If you can't convince yourself 'When I'm down 25%, I'm a buyer' and banish forever the fatal thought of 'When I'm down 25%, I'm a seller,' then you'll never make a decent profit in stocks.

-Peter Lynch

"Even the most thoughtful and steadfast investor is susceptible to the influence of skeptics who yell 'Sell' before it's time to sell...We've all been taught the same adages: 'Take profits when you can,' and 'A sure gain is always better than a possible loss.' But when you've found the right stock and bought it, all the evidence tells you it's going higher, and everything is working in your direction, then it's a shame if you sell. A fivefold gain turns $10,000 into $50,000, but the next five folds turn $10,000 into $250,000. Investing in a 25-bagger is not a regular occurrence even among fund managers, and for the individual, it may only happen once or twice in a lifetime. When you've got one, you might as well enjoy the full benefit."

-Peter Lynch

"Your goal as an investor should simply be to purchase, at a rational price, a part interest in an easily-understandable business whose earnings are virtually certain to be materially higher five, ten and twenty years from now. Over time, you will find only a few companies that meet these standards - so when you see one that qualifies, you should buy a meaningful amount of stock. You must also resist the temptation to stray from your guidelines: If you aren't willing to own a stock for ten years, don't even think about owning it for ten minutes. Put together a portfolio of companies whose aggregate earnings march upward over the years, and so also will the portfolio's market value." -Warren Buffett

"We try to price, rather than time, purchases. In our view, it is folly to forego buying shares in an outstanding business whose long-term future is predictable, because of short-term worries about an economy or a stock market that we know to be unpredictable. Why scrap an informed decision because of an uninformed guess? "We purchased National Indemnity in 1967, See's in 1972, Buffalo News in 1977, Nebraska Furniture Mart in 1983, and Scott Fetzer in 1986 because those are the years they became available and because we thought the prices they carried were acceptable. In each case, we pondered what the business was likely to do, not what the Dow, the Fed, or the economy might do.

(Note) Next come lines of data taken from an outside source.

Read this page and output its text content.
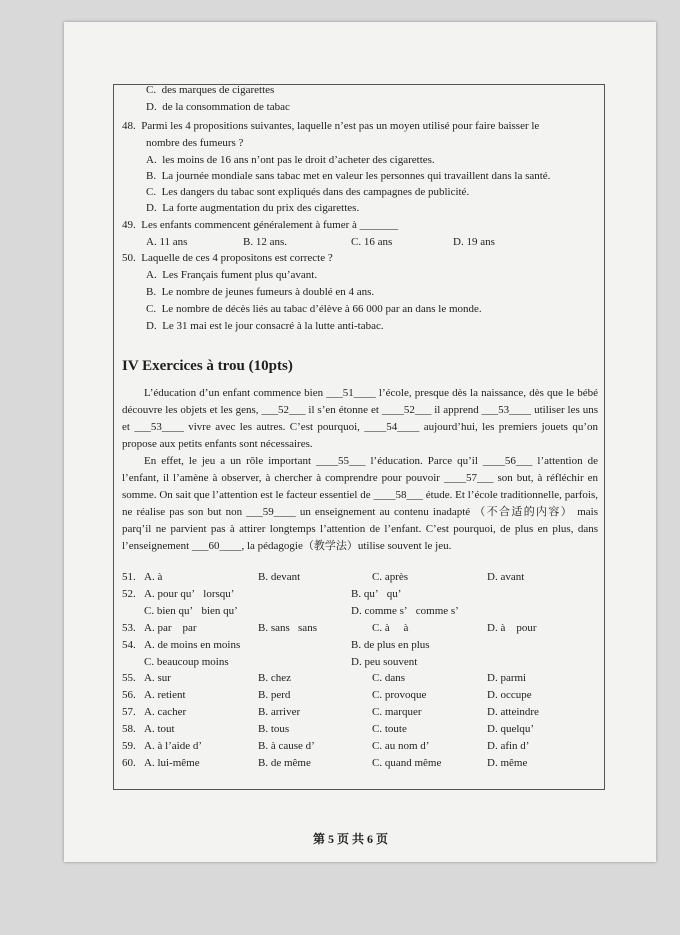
C.  des marques de cigarettes
D.  de la consommation de tabac
48.  Parmi les 4 propositions suivantes, laquelle n’est pas un moyen utilisé pour faire baisser le
nombre des fumeurs ?
A.  les moins de 16 ans n’ont pas le droit d’acheter des cigarettes.
B.  La journée mondiale sans tabac met en valeur les personnes qui travaillent dans la santé.
C.  Les dangers du tabac sont expliqués dans des campagnes de publicité.
D.  La forte augmentation du prix des cigarettes.
49.  Les enfants commencent généralement à fumer à _______
A. 11 ans	B. 12 ans.	C. 16 ans	D. 19 ans
50.  Laquelle de ces 4 propositons est correcte ?
A.  Les Français fument plus qu’avant.
B.  Le nombre de jeunes fumeurs à doublé en 4 ans.
C.  Le nombre de décès liés au tabac d’élève à 66 000 par an dans le monde.
D.  Le 31 mai est le jour consacré à la lutte anti-tabac.
IV Exercices à trou (10pts)

L’éducation d’un enfant commence bien ___51____ l’école, presque dès la naissance, dès que le bébé découvre les objets et les gens, ___52___ il s’en étonne et ____52___ il apprend ___53____ utiliser les uns et ___53____ vivre avec les autres. C’est pourquoi, ____54____ aujourd’hui, les premiers jouets qu’on propose aux petits enfants sont nécessaires.

En effet, le jeu a un rôle important ____55___ l’éducation. Parce qu’il ____56___ l’attention de l’enfant, il l’amène à observer, à chercher à comprendre pour pouvoir ____57___ son but, à réfléchir en somme. On sait que l’attention est le facteur essentiel de ____58___ étude. Et l’école traditionnelle, parfois, ne réalise pas son but non ___59____ un enseignement au contenu inadapté （不合适的内容） mais parq’il ne parvient pas à attirer longtemps l’attention de l’enfant. C’est pourquoi, de plus en plus, dans l’enseignement ___60____, la pédagogie（教学法）utilise souvent le jeu.

51. A. à	B. devant	C. après	D. avant
52. A. pour qu’   lorsqu’	B. qu’   qu’
C. bien qu’   bien qu’	D. comme s’   comme s’
53. A. par    par	B. sans   sans	C. à     à	D. à    pour
54. A. de moins en moins	B. de plus en plus
C. beaucoup moins	D. peu souvent
55. A. sur	B. chez	C. dans	D. parmi
56. A. retient	B. perd	C. provoque	D. occupe
57. A. cacher	B. arriver	C. marquer	D. atteindre
58. A. tout	B. tous	C. toute	D. quelqu’
59. A. à l’aide d’	B. à cause d’	C. au nom d’	D. afin d’
60. A. lui-même	B. de même	C. quand même	D. même
第 5 页 共 6 页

If we see this approach as making sense in the purchase of businesses in their entirety, why should we change tack when we are purchasing small pieces of wonderful businesses in the stock market?"

And also "We will continue to ignore political and economic forecasts, which are an expensive distraction for many investors and businessmen. Thirty years ago, no one could have foreseen the huge expansion of the Vietnam War, wage and price controls, two oil shocks, the resignation of a president, the dissolution of the Soviet Union, a one-day drop in the Dow of 508 points, or treasury bill yields fluctuating between 2.8% and 17.4%. "But, surprise - none of these blockbuster events made the slightest dent in Ben Graham's investment principles. Nor did they render unsound the negotiated purchases of fine businesses at sensible prices. Imagine the cost to us, then, if we had let a fear of unknowns cause us to defer or alter the deployment of capital. Indeed, we have usually made our best purchases when apprehensions about some macro event were at a peak. Fear is the foe of the faddist, but the friend of the fundamentalist. "A different set of major shocks is sure to occur in the next 30 years. We will neither try to predict these nor to profit from them. If we can identify businesses similar to those we have purchased in the past, external surprises will have little effect on our long-term results." -Warren Buffett

"I drew this beautiful woman as my dinner partner a few years ago, and I'd never seen her before. Well, she's married to prominent Angelino, and she sat down next to me and she turned her beautiful face up and she said, "Charlie," she said, "What one word accounts for your remarkable success in life?" And I knew I was being manipulated and that she'd done this before, and I just loved it. I mean I never see this woman without a little lift in my spirits. And by the way I told her I was rational."

-Charlie Munger

So here's to rationality and screw the markets...forever!

Whatever you are up to, I hope it is profitable and ethical!